DERI Seminar with Jamie Timmons
When: Thursday, April 14, 2022, 11:00 AM - 12:00 PM
Where: remote
Speaker: Jamie Timmons, WHRI
Please join us on the 14th April when James A Timmons, from the WHRI, will present on Classification models applied to Age-related Diseases: The data label problem
Zoom Link: https://qmul-ac-uk.zoom.us/j/81148100921
Title: Classification models applied to Age-related Diseases: The data label problem
Abstract: Aging in humans is associated with an increased prevalence of a number of conditions, including cardiovascular, neurodegenerative and Type 2 Diabetes (T2DM, >95% of all diabetes). Deep phenotyping, involving extensive molecular analysis of blood/tissue and clinical and physiological profiling, promises to herald a new era in precision medicine. Statistical modelling can be used to develop biomarkers of disease status and progression, or study disease mechanisms directly in humans. In particular, transcriptomics is a powerful and reproducible laboratory method to study gene–environment interactions, a critical component of precision medicine that neither genetics nor non-invasive monitoring alone can fully address. I will provide some examples of our work applying transcriptomics to human phenotyping and age-related disease. I will discuss the relative ease of developing classification models for human physiological phenotypes that are components of aging. I will contrast this with the fact that disease labels e.g. Alzheimer’s Disease or T2DM, are increasingly recognised to be problematic for the purpose of supervised machine learning, and how this has practical implications for the development precision medicine technologies.
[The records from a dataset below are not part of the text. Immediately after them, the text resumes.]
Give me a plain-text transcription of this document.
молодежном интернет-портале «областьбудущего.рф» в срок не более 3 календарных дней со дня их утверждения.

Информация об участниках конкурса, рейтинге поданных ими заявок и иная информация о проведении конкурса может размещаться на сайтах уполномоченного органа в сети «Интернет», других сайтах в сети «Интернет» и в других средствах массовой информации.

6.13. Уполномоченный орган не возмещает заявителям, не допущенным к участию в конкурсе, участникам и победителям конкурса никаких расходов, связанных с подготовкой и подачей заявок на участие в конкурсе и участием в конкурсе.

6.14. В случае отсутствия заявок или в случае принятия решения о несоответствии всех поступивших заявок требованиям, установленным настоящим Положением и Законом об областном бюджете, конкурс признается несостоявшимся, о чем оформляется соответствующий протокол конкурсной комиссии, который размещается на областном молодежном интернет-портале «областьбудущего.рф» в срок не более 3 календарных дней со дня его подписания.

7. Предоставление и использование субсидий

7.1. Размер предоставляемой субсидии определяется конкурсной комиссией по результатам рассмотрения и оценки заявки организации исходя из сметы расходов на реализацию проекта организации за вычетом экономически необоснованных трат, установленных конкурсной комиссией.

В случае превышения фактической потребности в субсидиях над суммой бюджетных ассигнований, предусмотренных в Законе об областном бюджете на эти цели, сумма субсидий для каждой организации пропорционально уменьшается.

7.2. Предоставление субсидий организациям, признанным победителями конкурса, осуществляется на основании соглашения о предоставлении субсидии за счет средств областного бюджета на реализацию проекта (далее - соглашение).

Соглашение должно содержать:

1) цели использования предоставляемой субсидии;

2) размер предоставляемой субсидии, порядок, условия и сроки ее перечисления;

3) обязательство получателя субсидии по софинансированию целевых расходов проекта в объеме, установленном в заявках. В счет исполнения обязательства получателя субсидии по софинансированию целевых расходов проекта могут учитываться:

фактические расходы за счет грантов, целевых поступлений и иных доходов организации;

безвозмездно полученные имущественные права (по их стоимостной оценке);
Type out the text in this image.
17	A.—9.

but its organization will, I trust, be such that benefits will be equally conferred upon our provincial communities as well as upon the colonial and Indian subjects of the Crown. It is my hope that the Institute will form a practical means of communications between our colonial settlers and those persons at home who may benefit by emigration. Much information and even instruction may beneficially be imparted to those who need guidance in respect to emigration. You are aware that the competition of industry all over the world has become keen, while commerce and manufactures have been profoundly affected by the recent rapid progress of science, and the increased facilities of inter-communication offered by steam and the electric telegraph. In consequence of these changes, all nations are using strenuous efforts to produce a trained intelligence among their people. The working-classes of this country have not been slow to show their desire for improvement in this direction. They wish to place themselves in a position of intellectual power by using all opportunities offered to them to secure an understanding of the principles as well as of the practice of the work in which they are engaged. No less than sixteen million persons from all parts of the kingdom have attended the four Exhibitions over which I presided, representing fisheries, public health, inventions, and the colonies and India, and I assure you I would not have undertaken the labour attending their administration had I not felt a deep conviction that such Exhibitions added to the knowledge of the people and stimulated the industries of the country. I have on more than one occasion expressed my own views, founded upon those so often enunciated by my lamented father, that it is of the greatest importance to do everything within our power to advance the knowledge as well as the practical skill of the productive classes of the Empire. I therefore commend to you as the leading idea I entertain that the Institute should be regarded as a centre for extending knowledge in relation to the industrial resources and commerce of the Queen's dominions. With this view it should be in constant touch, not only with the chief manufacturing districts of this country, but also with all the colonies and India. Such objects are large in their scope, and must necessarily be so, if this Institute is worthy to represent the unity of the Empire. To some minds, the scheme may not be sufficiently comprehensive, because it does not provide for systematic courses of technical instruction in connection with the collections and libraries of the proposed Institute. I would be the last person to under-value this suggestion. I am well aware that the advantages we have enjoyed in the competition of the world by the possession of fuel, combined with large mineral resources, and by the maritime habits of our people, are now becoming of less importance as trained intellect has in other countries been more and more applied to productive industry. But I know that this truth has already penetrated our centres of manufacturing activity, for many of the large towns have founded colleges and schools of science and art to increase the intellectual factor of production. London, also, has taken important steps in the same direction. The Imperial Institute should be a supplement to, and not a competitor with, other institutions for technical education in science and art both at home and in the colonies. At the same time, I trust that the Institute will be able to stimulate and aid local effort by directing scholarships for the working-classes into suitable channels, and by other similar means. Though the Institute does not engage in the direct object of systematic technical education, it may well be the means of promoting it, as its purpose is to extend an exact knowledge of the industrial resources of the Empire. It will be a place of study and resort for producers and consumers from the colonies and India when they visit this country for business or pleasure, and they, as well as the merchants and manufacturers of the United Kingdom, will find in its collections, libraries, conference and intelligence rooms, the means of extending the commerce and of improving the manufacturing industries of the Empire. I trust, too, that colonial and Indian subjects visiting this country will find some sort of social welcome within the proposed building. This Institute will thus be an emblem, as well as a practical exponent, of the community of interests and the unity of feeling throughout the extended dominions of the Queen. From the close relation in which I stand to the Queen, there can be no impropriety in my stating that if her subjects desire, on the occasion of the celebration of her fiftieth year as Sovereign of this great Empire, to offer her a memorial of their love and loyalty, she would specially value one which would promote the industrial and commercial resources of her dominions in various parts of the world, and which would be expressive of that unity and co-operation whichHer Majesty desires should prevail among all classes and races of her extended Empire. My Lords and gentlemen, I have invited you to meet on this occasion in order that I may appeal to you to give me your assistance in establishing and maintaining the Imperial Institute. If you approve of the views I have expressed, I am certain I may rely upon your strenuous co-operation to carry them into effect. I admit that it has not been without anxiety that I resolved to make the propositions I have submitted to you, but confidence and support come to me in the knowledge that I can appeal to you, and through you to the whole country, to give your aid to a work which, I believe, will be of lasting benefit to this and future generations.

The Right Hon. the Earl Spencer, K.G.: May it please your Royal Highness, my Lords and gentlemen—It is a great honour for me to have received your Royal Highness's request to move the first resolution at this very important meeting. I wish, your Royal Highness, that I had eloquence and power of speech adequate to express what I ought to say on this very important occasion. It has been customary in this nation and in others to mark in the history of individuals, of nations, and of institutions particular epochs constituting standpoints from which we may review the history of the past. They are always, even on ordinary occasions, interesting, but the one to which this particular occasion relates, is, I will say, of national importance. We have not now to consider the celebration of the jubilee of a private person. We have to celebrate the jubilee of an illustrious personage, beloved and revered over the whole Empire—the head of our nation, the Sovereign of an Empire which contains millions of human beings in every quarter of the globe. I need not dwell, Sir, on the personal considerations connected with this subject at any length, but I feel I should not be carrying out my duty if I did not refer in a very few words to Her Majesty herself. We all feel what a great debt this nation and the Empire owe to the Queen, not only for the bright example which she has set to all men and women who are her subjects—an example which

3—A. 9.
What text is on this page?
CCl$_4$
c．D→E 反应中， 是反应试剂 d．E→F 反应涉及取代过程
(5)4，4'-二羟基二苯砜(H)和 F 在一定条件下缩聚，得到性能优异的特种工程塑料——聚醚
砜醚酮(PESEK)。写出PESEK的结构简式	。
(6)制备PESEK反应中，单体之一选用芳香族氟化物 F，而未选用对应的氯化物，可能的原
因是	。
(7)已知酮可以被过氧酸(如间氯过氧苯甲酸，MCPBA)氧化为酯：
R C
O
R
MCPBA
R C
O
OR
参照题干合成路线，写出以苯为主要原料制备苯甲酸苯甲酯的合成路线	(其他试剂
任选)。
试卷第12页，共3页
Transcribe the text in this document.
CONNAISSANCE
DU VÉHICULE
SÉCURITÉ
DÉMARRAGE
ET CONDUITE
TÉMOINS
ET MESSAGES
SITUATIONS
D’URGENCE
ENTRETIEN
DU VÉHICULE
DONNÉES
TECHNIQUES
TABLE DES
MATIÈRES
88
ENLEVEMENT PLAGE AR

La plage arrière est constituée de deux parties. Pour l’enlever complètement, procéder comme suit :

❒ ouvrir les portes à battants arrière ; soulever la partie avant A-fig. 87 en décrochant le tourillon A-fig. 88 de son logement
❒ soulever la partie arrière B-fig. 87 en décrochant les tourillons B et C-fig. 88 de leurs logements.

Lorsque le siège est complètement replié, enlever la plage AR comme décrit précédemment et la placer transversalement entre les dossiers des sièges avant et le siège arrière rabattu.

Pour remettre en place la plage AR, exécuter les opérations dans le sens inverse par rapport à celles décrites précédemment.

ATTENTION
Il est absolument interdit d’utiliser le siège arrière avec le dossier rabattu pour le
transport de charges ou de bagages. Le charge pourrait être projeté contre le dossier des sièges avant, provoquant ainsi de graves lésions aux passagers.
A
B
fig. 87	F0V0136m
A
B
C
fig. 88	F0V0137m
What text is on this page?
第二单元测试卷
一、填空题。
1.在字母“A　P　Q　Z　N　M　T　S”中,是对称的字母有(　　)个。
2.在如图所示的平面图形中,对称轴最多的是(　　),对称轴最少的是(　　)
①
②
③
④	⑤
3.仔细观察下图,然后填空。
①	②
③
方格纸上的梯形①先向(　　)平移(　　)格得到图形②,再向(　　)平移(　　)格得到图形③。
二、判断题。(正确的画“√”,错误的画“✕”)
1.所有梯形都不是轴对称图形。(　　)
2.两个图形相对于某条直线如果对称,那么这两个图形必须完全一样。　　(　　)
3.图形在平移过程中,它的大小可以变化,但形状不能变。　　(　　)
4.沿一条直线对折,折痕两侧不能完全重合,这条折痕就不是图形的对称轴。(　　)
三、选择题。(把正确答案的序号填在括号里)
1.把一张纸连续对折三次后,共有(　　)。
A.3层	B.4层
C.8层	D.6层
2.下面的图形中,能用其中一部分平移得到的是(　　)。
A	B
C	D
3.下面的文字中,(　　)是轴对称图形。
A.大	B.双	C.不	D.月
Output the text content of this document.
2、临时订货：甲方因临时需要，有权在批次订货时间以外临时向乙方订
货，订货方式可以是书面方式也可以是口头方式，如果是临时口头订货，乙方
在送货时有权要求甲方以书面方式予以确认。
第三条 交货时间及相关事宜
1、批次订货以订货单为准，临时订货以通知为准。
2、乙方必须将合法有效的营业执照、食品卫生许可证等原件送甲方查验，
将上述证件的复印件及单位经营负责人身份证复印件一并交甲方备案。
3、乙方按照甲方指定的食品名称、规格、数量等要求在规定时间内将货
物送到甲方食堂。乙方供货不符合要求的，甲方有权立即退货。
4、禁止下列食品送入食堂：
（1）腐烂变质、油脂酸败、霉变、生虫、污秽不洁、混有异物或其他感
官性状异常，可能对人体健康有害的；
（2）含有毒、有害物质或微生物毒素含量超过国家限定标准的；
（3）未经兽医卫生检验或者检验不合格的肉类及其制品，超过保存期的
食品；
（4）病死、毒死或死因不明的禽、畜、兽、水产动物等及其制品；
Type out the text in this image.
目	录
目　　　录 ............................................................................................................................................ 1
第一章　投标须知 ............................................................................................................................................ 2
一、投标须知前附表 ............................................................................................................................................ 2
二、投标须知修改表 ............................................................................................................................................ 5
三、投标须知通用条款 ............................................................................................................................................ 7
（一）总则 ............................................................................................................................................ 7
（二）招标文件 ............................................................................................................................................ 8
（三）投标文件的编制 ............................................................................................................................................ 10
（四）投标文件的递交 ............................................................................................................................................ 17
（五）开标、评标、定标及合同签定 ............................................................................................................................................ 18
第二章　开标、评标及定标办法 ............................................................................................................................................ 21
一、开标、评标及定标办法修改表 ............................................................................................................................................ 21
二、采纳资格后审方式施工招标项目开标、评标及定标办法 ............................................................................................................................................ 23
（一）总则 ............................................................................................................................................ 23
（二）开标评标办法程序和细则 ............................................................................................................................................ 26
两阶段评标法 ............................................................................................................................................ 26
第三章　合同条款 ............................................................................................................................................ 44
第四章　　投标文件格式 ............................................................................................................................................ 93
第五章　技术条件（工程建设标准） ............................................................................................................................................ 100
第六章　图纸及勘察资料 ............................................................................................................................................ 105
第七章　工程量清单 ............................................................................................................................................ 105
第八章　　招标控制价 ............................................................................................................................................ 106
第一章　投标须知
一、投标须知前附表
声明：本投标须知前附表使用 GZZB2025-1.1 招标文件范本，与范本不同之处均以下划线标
Short Bio: For twenty years James has driven biomedical projects in the fields of cardiovascular disease; diabetes and ageing. Most of his work is with complex age-related human disease where, as the title suggests, there is a question mark over the usefulness of traditional medical labels, when training models. This is predominantly because all older people have multiple diseases simultaneously. James has worked extensively in industrial research (drug discovery, cardio-metabolic disease and biomarkers); he has also worked as a senior academic for ten years where he published over 90 research articles and raised £10m in academic grants (including EU, MRC, BBSRC and NIH) to study the molecular aspects of neuromuscular aging and cardio-metabolic disease and the interaction with exercise. James current research relies on a set of novel clinical transcriptomic resources (>3,000 individuals, global transcriptomics human muscle, adipose and blood, treatment-responses) which enables the modelling of insulin resistance, human aging and cardiovascular disease; using machine learning approaches to develop biomarkers, drug-repurposing assays, study regulatory mechanisms, and develop predictive models of clinical outcome.